I have some experience with costs of protecting ourselves from the predator lawyers in stuff like what you describe. The cost per item to manufacture may be small - but the paper work to validate the design and document the quality trail is horrific.

There is a lot popular venom about the $100 hammer and such - but that is from people who do not understand the government procurement process - especially for very sensitive stuff like medical and space flight equipment.

If Obama wanted to attack cost he would have attacked the lawyers - but - oops - they own him and the rest of the Democratic party.

From Obama we have health care reform without addressing the lawyers and we have Fin Reg reform without addressing Freddie and Fannie. That is all you need to know about the morality of the Obama administration.

Bob



To: KLP who wrote (405996)1/22/2011 3:40:01 PM
From: Joe Btfsplk1 Recommendation  Read Replies (2) | Respond to of 794309
 
SHOULD BE questioning the cost from the start of the process

I recently had a little surgery, five hours from being wheeled to the OR till they tossed me out the door.

$7,741.40! (suckers picked up all but $200)

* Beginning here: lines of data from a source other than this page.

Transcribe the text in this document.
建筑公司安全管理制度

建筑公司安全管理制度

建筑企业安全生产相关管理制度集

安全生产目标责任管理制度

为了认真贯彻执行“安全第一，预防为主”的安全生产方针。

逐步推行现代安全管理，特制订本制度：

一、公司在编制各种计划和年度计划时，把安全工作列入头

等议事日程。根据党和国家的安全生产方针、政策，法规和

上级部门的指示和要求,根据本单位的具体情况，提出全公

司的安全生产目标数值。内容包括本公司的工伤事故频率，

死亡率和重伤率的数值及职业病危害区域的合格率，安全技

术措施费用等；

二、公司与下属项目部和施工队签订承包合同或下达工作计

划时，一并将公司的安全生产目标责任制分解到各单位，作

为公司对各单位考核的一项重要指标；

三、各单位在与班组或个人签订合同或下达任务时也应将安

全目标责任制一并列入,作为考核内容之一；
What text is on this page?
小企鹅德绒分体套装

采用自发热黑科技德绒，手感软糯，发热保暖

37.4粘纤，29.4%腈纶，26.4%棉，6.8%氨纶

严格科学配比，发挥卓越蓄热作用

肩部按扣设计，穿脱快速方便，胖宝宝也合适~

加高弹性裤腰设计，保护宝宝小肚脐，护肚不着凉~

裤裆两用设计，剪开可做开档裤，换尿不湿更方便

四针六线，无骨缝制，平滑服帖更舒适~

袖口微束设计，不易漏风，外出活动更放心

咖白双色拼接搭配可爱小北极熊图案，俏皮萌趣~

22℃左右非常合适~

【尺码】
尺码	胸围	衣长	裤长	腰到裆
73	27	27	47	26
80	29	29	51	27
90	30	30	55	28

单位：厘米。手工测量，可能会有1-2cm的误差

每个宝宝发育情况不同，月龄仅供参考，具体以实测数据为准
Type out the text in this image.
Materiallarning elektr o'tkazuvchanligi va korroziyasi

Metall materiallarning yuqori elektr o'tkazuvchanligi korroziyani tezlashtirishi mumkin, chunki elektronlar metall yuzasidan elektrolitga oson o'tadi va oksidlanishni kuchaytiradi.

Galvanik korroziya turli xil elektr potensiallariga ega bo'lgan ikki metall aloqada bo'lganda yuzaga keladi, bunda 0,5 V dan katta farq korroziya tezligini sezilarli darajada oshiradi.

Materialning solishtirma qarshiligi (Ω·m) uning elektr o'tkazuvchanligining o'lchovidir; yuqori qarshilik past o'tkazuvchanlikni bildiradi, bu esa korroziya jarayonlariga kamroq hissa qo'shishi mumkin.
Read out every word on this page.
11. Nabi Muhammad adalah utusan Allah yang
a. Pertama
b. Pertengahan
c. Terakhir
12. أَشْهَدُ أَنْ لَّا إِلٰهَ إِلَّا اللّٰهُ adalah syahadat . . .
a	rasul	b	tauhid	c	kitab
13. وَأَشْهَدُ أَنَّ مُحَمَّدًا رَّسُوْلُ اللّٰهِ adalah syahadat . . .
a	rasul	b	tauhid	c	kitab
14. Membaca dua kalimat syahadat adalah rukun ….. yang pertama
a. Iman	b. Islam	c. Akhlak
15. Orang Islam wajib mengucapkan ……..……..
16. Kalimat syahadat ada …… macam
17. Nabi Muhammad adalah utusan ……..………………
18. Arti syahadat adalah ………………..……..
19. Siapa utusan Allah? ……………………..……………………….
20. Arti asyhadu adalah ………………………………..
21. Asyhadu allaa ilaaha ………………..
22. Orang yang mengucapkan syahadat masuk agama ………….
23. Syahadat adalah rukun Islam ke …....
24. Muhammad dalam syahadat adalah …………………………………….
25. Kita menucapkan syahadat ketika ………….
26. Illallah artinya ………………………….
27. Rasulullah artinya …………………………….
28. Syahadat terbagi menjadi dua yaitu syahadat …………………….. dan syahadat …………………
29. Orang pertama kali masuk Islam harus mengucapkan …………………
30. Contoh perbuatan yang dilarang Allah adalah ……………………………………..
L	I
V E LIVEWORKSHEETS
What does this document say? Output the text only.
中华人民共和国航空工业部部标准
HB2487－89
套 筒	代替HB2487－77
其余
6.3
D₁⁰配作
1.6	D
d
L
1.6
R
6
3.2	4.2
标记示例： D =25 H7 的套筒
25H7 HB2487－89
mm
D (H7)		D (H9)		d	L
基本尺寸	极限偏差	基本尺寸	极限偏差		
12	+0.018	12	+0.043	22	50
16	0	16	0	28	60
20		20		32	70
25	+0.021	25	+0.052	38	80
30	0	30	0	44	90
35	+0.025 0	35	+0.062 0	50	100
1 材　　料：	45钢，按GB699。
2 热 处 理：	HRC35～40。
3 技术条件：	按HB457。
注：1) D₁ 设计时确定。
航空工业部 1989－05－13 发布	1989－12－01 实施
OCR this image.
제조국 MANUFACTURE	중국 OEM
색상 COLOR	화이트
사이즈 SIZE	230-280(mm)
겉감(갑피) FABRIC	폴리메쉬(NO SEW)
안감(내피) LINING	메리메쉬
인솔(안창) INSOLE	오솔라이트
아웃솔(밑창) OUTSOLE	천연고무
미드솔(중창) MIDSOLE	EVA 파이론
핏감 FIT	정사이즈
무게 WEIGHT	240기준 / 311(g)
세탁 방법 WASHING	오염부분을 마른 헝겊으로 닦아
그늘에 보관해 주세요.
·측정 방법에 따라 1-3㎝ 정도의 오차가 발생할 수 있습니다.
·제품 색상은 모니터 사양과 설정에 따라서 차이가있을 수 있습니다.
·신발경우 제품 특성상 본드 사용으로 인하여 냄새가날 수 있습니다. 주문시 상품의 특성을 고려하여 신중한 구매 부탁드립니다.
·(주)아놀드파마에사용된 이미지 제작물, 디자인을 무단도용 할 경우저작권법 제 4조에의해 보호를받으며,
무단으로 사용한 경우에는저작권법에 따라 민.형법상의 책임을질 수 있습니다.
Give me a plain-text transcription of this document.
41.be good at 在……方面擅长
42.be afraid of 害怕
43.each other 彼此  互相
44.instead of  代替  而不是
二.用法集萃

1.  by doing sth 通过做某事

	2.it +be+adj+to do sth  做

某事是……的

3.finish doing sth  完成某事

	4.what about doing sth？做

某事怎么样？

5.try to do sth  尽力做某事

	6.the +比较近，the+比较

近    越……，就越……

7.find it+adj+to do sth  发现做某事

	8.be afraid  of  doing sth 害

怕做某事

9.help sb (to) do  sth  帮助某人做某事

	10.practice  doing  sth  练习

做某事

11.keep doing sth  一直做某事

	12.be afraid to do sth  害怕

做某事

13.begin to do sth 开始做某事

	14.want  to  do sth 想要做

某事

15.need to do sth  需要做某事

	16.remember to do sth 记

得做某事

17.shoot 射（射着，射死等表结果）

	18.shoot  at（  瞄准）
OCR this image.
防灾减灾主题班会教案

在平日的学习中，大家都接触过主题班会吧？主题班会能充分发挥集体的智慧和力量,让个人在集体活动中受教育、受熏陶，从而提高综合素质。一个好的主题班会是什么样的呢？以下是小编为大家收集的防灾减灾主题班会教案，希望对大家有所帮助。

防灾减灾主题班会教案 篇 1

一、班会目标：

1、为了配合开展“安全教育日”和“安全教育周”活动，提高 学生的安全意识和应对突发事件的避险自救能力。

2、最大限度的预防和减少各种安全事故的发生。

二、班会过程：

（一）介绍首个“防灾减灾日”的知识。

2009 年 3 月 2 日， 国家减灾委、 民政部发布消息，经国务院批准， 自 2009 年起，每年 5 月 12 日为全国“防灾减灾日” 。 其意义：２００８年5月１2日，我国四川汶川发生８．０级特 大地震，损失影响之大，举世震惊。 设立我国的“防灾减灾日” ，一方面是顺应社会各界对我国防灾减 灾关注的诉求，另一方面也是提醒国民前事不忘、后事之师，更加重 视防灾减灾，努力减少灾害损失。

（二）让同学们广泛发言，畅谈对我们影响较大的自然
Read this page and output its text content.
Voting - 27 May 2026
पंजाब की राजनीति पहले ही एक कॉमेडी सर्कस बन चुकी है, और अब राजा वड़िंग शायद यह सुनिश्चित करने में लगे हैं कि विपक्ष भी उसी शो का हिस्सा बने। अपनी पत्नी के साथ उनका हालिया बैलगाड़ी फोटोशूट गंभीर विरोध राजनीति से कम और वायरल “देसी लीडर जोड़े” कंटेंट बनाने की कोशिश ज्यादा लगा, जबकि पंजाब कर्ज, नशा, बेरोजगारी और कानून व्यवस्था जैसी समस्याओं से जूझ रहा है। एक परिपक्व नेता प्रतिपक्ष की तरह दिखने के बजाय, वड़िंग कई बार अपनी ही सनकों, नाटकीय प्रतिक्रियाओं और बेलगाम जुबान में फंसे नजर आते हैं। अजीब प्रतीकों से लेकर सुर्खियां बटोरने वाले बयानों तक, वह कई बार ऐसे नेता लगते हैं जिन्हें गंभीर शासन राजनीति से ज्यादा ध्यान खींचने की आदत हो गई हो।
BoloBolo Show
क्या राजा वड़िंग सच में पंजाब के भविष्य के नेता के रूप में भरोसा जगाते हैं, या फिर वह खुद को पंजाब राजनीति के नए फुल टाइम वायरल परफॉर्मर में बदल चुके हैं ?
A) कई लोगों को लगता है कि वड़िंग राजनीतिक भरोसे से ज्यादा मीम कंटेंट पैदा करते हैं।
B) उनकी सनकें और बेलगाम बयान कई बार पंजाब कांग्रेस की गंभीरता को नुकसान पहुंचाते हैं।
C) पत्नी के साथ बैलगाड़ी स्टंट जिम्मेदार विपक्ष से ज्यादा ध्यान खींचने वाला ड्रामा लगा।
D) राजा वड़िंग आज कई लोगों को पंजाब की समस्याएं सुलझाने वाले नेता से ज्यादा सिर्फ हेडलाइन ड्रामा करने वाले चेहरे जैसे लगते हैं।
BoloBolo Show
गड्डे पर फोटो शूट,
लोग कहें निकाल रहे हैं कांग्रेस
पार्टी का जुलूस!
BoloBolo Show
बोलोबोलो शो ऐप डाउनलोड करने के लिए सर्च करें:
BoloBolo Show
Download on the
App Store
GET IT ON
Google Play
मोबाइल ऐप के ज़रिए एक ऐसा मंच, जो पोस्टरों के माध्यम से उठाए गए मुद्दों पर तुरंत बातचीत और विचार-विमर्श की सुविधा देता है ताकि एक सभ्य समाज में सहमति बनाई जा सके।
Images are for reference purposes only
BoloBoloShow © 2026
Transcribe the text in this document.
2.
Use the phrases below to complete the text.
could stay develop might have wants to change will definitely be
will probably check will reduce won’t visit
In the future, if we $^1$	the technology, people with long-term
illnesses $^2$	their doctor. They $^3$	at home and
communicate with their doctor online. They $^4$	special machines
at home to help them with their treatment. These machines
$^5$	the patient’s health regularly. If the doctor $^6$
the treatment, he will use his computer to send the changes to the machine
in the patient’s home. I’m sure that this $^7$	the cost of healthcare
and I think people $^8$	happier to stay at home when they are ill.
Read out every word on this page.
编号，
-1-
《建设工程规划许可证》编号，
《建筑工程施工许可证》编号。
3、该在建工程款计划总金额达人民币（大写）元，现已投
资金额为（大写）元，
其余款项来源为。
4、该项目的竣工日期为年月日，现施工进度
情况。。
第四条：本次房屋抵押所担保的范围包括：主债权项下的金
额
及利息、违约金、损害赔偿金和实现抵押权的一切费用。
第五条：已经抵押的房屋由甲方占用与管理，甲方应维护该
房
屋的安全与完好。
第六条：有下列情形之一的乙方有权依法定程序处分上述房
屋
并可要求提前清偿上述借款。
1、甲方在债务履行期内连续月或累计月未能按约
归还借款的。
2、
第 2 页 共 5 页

How can this be? Did market forces dictate the capital investment, a cushion for potential liability, wages throughout?

What mechanisms inform what "we" can really afford?



To: KLP who wrote (405996)1/22/2011 5:27:25 PM
From: Katelew1 Recommendation  Read Replies (1) | Respond to of 794309
 
I think we're talking past each other. What I mean is that his plan leaves the insurers in place. They are still private companies and owned by shareholders. They operate in the market economy. A communist approach would be to take them over and run them as state entities.

I agree with you on the high cost of all things medical, but I don't know what can be done about it. You don't want the govt. to set prices do you? That would be a rather communist approach, seem to me.

My beef with the ACA is mainly that the whole convoluted thing hangs together on government subsidies. It's an open ended entitlement program in the making. I don't see any reason, though, to think it will fundamentally change our world-class medical system or alter medical research or any of the other claims I hear made.